- Interactive map of Lake Gore
- Location: Goldfields-Esperance, Western Australia
- Coordinates: 33°46′31″S 121°31′24″E﻿ / ﻿33.77528°S 121.52333°E
- Type: Seasonal freshwater
- Primary inflows: Dalyup River
- Basin countries: Australia
- Designation: Lake Gore Nature Reserve; Lake Gore Ramsar Site
- Max. length: 2.5 km (2 mi)
- Max. width: 2.5 km (2 mi)
- Surface area: 740 ha (1,829 acres)
- Average depth: 1.4 m (5 ft)
- Max. depth: 2 m (7 ft)
- Water volume: 10 m (33 ft)

Ramsar Wetland
- Designated: 5 January 2001
- Reference no.: 1049

= Lake Gore =

Lake Gore is a seasonal and semi-permanent saline lake in the Goldfields-Esperance region of Western Australia, approximately 24 km west of Esperance. It is an important site for waterbirds.

==Description==
The lake is almost circular in shape and has several smaller lakes located to the west, including Lake Kubitch and Carbul Lake. A smaller lake, Quallilup Lake, lies further to the south near Shelley Beach. The lake and its surrounds are situated in the Albany-Fraser Orogen with alluvial sediments overlying gneiss, sandstone and limestone on a sub-coastal plain. The lake itself is a sub-terminal drainage basin. The wetland area has a total volume of 30 km3 and a total catchment area of 1140000 km2.

===Hydrology===
The lake is recharged mostly via surface flow from the Dalyup River directly into Lake Gore with Coobidge Creek supplying many of the surrounding lake systems. The maximum depth of Lake Gore is recorded as 2.02 m in 1986 when the lake was inundated but with a mean depth of 1.43 m and the lake has dried up several times the last being in 1984.

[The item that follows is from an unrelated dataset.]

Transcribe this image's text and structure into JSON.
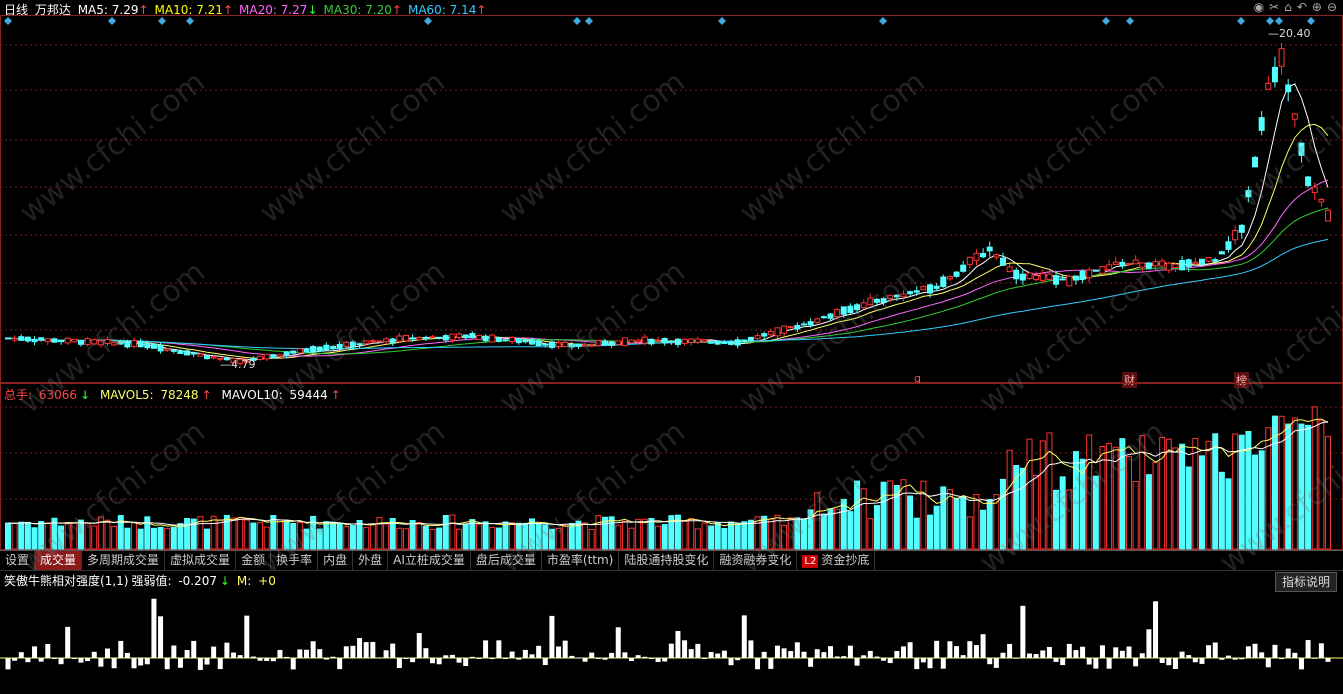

The water is colourless and has low tannin levels. The salinity of the river varies depending on rainfall, the minimum salinity is recorded as 6.5ppt but the September mean is 52ppt. Salinity levels rise as the lake dries out in summer. The pH of the lake water fluctuates between 7.1 and 9.4. The water quality and salinity levels are regularly monitored by local school students as part of the Ribbons of Blue program.

===Flora and fauna===
The wetlands support a narrow zone of woodland composed of saltwater paperbark, with an understorey of sedges such as coastal saw-sedge and Schoenus brevifolius. The area is a suitable habitat for a variety of birds, with over 20,000 visiting the lake each year. It supports the largest known population of hooded plover, holding up to one third of the global population. It is important as a moulting site for Australian shelduck, and as a drought refuge for large numbers of ducks and shorebirds. It also supports up to 10% of the global population of banded stilt. The Lake Gore system has been identified by BirdLife International as an Important Bird Area (IBA) because it supports over 1% of the world population of hooded plovers and has also supported over 1% of the world populations of Australian shelducks and banded stilts.

==Protection==
Lake Gore is part of Nature Reserve 32419, set aside for conservation purposes. The Dalyup River flows into the eastern end of the lake. The wetlands of which the lake is a part cover an area of 4017 ha and were recognised as being of international importance through designation under the Ramsar Convention on 5 January 2001 as Ramsar Site 1049. The lake is also a DIWA-listed wetland.